温兆笛脸色一沉:“如果我写出雇我行刺的人,岂不是就留下证据被你们拿到把柄了?对不起,这会儿我得赶紧走了。”
“你也太过于自信了吧?若是花想容放出白未名,借他的手杀你呢?劝你还是不要上那些小花样。”芷风劝道。
温兆笛又露出耻笑之色:“她不会的,这时暗夜鸣只怕已经供认不讳了,衙门岂能放虎归山?再说了,我杀你灭口,也不是难事啊。”
芷风怒道:“你言而无信,太不仗义了!”
“哈哈,要怪就怪你的实力,没有我强吧。”温兆笛身形一晃,出手如风,一把夺过芷风放在桌边的剑,左掌拍出。
芷风纵步一退闪过,心中有些懊恼。
温兆笛狞笑道:“与我相抗,你死得更惨!”
但是就在这时,房门被一脚踹开。
花想容带着景安的衙役赫然站在门口:“那也未必!”
“你怎么会回来呢?”温兆笛大惊。
此刻芷风飞身上前,趁其不备,两指一并,点中他的穴道,接着冰封术将他封了起来。
花想容后退一步,恭敬有礼地道:“陈大人,请!”
温兆笛听到这句话,明显一愣。他抬头朝门外看去,刑部陈大人以及几名剽悍的捕快走入房间。
他顿时瞠目结舌。
芷风笑道:“你在望月阁挨打时,陈大人也在那里,这不过就是我们早就计划好的,当时提及白未名的掌印,就是要诱你承认自己是刺客。唉,为了指使你杀人的人,葬送了自己的性命,这不该是你的作风。你最好还是拉几个垫背的,在黄泉路上,会热热闹闹的。”
陈清明恨恨地盯着温兆笛。
一股凉气,从温兆笛脊梁透出,刹时,传遍全身,犹如掉进了冰窟。
果然一切都完了!
半月之后,身陷杭州臬台衙门大牢中的温兆笛接到通告,即刻问斩,连砍头的酒肉都已备好。临到押赴刑场前,温兆笛再次见到了花想容。
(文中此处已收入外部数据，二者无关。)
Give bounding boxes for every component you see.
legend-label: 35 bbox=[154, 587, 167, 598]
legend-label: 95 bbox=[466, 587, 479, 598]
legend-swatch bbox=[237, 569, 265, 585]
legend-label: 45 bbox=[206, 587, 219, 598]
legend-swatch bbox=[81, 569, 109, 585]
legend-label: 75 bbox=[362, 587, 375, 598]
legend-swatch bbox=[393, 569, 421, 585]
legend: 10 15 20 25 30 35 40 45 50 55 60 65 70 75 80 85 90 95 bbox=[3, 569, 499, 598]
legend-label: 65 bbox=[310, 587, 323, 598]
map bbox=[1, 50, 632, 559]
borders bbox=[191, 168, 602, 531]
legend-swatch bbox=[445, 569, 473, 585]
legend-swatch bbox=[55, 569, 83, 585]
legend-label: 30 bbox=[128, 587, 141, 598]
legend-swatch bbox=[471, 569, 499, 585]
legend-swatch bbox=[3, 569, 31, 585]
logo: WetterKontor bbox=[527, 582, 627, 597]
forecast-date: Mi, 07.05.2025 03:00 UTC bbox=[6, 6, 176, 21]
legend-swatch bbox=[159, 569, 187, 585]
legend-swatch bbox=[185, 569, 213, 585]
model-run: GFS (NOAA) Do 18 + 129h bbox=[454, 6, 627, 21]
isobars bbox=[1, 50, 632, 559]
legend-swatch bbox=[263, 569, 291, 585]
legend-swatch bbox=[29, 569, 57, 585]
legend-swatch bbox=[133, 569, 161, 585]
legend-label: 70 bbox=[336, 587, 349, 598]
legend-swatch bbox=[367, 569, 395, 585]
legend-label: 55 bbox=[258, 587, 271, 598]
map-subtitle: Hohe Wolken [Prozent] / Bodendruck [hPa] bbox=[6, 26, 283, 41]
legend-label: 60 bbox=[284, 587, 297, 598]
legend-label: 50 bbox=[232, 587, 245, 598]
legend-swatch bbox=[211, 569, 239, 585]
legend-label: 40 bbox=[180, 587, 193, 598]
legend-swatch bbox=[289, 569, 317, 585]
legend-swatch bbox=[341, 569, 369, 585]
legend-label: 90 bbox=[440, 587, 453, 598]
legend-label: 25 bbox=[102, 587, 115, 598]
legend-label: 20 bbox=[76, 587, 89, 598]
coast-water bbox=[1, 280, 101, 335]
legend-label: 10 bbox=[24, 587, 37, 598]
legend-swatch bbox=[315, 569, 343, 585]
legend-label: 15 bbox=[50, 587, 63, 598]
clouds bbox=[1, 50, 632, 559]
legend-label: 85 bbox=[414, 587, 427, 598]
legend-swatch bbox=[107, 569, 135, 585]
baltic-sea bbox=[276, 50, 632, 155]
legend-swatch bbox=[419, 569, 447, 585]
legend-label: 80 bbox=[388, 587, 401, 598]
“如果当时我写出指使者的名单,你会不会真的放我?暗夜鸣这个人是你捏造的,还是真有其人?你是不是用嫁祸之计把我引向歧途,你却跟白未名合伙设下这个圈套?”
花想容轻声一叹,带着一些可怜他的意味,反问道:“这很重要吗?反正我的目的已经达到了。舅舅在九泉之下也能安心了,你的债在这一次之后,就算是还清了。”
温兆笛慎重地点头:“我知道我做了很多错事,但是我希望我能做个明白鬼。我不想带着满腹疑惑奔赴黄泉,在我临死之前,请你让我走得明白一些!”好奇
花想容毅色道:“呵呵,这也算是一种惩罚吧,你带着疑惑去死,在你下辈子投胎变人时,显得有学问一些。”花想容一笑,转身离开栅栏门。
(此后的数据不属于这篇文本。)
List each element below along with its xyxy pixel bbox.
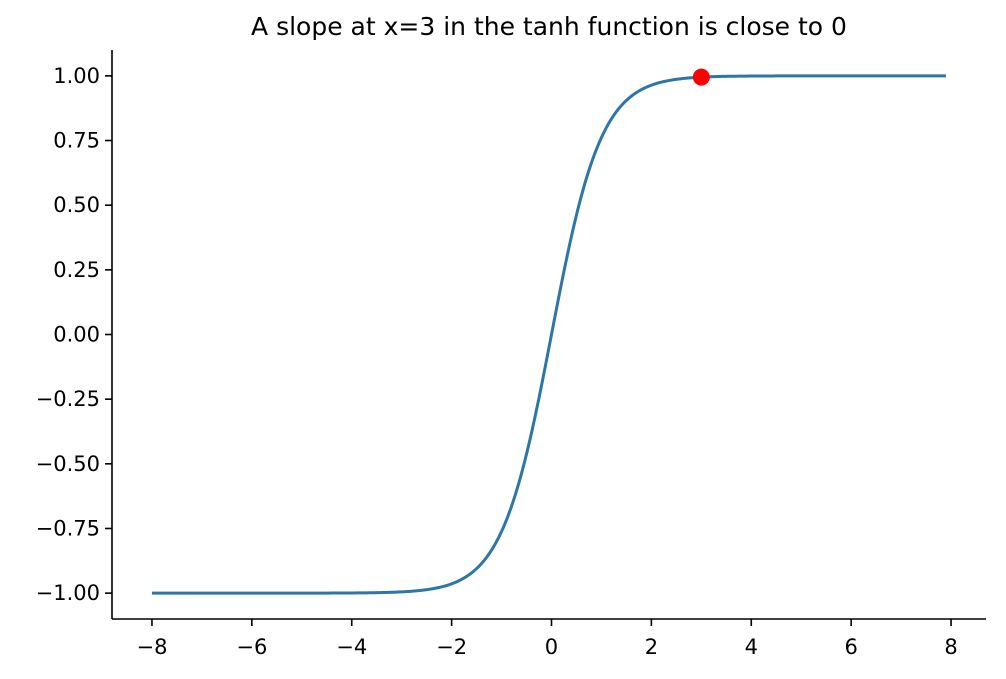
y-tick-label: 0.50 <box>53 193 100 217</box>
x-tick-label: −2 <box>436 635 467 659</box>
x-tick-label: 0 <box>545 635 558 659</box>
y-tick-label: −1.00 <box>36 581 100 605</box>
highlight-point <box>692 68 710 86</box>
x-axis: −8 −6 −4 −2 0 2 4 6 8 <box>112 618 986 659</box>
y-axis: −1.00 −0.75 −0.50 −0.25 0.00 0.25 0.50 0.75 1.00 <box>36 50 113 619</box>
x-tick-label: 2 <box>645 635 658 659</box>
y-tick-label: −0.75 <box>36 516 100 540</box>
y-tick-label: 0.25 <box>53 258 100 282</box>
x-tick-label: 6 <box>844 635 857 659</box>
x-tick-label: −4 <box>336 635 367 659</box>
x-tick-label: −6 <box>236 635 267 659</box>
tanh-series-line <box>151 74 947 595</box>
plot-area <box>151 68 947 595</box>
x-tick-label: 4 <box>745 635 758 659</box>
x-tick-label: 8 <box>944 635 957 659</box>
chart-title: A slope at x=3 in the tanh function is c… <box>251 12 847 41</box>
y-tick-label: −0.50 <box>36 452 100 476</box>
y-tick-label: −0.25 <box>36 387 100 411</box>
x-tick-label: −8 <box>136 635 167 659</box>
y-tick-label: 0.00 <box>53 323 100 347</box>
y-tick-label: 0.75 <box>53 129 100 153</box>
y-tick-label: 1.00 <box>53 64 100 88</box>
温兆笛怒气冲天,大声吼叫:“花想容,你用这样卑劣的手段害我,我做鬼都不放过你!”
花想容头也不回,径直出了大牢。
不知道谁不放过谁啊!
世上根本没有暗夜鸣这个人。白未名是一位隐匿多年的武学高人,因为被夜离搭救过,所以这次才会出手帮忙。
芷风已经拎着一个食盒,在牢外等候。
花想容带着,乘上马车去了墓地,那里,安葬着她所崇敬的舅舅,也带着她对自己身世的万般疑云。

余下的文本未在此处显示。